Authentication |
What is in a ticket, how ticket expiration times are calculated, and how much of a ticket's content is known by the client are important things to know when you want to configure Kerberos policy; therefore, they deserve a closer look.
Kerberos messages and tickets have a precise data structure and format. For more information about ticket fields and flags, see the Request for Comments (RFC) link on the Web Resources page at http://windows.microsoft.com/windows2000/reskit/webresources. Follow the links to RFC 1510.
Kerberos tickets have a start time and an expiration time. At any time after the start time but before the expiration time, a client holding a session ticket for a particular service can present the ticket and gain access to the service, no matter how many times the client has used the ticket previously. To reduce the risk of a ticket or its corresponding session key being compromised, administrators can set a maximum lifetime for tickets. This value is one element of Kerberos policy an administrator can set for the domain.
When a client asks the KDC for a session ticket to a service, it can request a specific start time. If this time is missing from a request or it is a time already past, the KDC sets the ticket's starttime field to the current time.
Whether or not clients specify a start time, their requests must include an expiration time. The KDC determines the value of a ticket's endtime field by adding the maximum ticket life fixed by Kerberos policy to the value of the ticket's starttime field. It then compares the result with the requested expiration time. Whichever of these times is earliest becomes the ticket's endtime.
Encryption keys wear out with frequent use. The more often an encryption key is used, the more examples of the key an attacker has available to study and the greater the temptation for this person to expend the effort necessary to break the code. The keys used most often in the Kerberos protocol are the session keys. Clients use the same key each time they connect to a server, for as long as the session ticket remains valid. When the ticket expires, the client gets a new ticket with a fresh session key, but until then, the key is not changed.
One way to limit the exposure of session keys to potential attackers is to force the session keys to change often. You can do this by setting Kerberos policy so that the maximum session ticket life is relatively short. Another strategy is to permit tickets to be renewed, which allows session keys to be refreshed periodically without having to issue a completely new ticket. If Kerberos policy permits renewable tickets, the KDC sets a RENEWABLE flag in every session ticket it issues and sets two expiration times in the ticket. One expiration time limits the life of the current instance of the ticket. The second expiration time sets a limit on the cumulative lifetime of all instances of the ticket.
The expiration time for the current instance of a session ticket is held in the endtime field. Just as for nonrenewable session tickets, endtime is the value of the starttime field plus the maximum ticket life specified by the Kerberos policy. A client holding a renewable ticket must present it to the KDC for renewal before the endtime is reached and present a fresh authenticator as well.

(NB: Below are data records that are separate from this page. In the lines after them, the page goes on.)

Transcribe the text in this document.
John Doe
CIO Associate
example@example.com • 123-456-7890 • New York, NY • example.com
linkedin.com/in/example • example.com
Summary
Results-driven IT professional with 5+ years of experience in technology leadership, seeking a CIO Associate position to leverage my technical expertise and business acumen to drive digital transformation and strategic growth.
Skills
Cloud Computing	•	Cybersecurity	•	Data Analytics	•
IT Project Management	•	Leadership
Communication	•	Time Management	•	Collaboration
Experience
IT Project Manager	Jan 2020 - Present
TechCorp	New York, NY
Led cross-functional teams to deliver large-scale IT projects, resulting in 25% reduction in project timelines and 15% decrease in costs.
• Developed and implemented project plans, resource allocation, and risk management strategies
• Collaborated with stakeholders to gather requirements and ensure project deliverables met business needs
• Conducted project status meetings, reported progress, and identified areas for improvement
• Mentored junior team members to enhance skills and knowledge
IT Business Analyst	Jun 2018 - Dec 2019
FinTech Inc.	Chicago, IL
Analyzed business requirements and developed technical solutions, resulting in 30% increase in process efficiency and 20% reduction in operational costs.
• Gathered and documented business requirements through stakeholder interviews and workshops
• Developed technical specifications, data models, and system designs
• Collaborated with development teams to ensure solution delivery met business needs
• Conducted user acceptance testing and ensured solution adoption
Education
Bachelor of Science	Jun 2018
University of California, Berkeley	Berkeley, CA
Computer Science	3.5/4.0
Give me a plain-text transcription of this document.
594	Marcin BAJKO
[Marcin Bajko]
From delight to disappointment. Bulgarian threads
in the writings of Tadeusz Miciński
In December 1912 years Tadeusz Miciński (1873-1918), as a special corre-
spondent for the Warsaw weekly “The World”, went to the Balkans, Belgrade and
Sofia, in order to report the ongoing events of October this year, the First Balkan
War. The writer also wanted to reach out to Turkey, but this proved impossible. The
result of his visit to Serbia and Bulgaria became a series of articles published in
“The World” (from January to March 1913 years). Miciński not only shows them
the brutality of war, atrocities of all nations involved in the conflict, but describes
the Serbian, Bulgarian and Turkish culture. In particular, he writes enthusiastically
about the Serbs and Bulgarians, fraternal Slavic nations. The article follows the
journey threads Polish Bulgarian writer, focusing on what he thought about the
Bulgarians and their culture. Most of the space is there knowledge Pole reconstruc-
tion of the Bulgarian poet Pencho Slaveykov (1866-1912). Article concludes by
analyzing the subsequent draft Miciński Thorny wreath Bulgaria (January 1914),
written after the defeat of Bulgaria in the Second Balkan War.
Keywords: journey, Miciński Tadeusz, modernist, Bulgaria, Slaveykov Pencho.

When the KDC receives a session ticket for renewal, it checks a second expiration time held in the renew-till field. This time is set when the ticket is first issued; the value is the session ticket's starttime plus the maximum cumulative ticket life specified by the Kerberos policy. When the KDC renews the ticket, it checks to see that the renew-till time has not yet arrived. If it has not arrived, the KDC issues a new instance of the session ticket with a later endtime and a new session key.
This means that administrators can set Kerberos policy can so that session tickets must be renewed at relatively short intervals — every day, perhaps. When tickets are renewed, a new session key is issued, which minimizes the value of a compromised key. At the same time, administrators can also set the cumulative session ticket life for a relatively long period — one month, one year, or whatever. At the end of that time, the session ticket expires and is no longer valid for renewal.

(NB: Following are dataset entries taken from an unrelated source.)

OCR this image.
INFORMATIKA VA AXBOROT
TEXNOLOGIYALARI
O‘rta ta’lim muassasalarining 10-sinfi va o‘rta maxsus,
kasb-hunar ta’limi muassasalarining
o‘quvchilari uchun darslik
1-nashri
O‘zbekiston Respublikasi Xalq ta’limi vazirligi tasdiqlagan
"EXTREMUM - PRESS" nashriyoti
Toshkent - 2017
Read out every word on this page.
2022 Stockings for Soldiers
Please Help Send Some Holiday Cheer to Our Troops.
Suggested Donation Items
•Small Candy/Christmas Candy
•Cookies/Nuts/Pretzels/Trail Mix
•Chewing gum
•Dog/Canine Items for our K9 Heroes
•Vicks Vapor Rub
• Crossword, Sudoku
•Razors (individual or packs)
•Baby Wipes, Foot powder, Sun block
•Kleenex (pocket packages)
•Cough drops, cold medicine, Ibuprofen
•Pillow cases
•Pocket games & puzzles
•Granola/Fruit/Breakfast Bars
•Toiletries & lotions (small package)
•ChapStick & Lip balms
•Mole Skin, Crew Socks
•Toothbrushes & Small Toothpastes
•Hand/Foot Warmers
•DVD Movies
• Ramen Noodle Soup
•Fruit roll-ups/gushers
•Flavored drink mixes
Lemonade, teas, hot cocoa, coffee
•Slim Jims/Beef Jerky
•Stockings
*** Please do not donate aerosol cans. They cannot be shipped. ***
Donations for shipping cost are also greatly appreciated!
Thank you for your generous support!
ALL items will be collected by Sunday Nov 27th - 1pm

When a session ticket expires, ongoing operations are not interrupted. Session tickets are used only to authenticate new connections with servers. After a connection has been set up, it no longer matters whether the session ticket is still valid. However, when a TGT expires, the Kerberos client might have to interrupt the activities of the user to ask for a password.
The KDC does not notify clients when their session tickets or TGTs are about to expire. In fact, it does not keep track of transactions with clients beyond the short-term records required to prevent replay attacks. If a client presents an outdated TGT to the KDC's ticket-granting service, the service responds with an error message. Network servers also return error messages when they receive expired tickets. All responsibility for renewing or replacing tickets rests with the client.
Clients have to know some of the information that is inside session tickets and TGTs in order to manage their credentials cache. When the KDC returns a ticket and session key as the result of an AS Exchange or TGS Exchange, it packages the client's copy of the session key in a data structure that includes the information in the ticket's flags, authtime, starttime, endtime, and renew-till fields. The entire structure is encrypted in the client's key and returned in a KRB_AS_REP or KRB_TGS_REP reply message.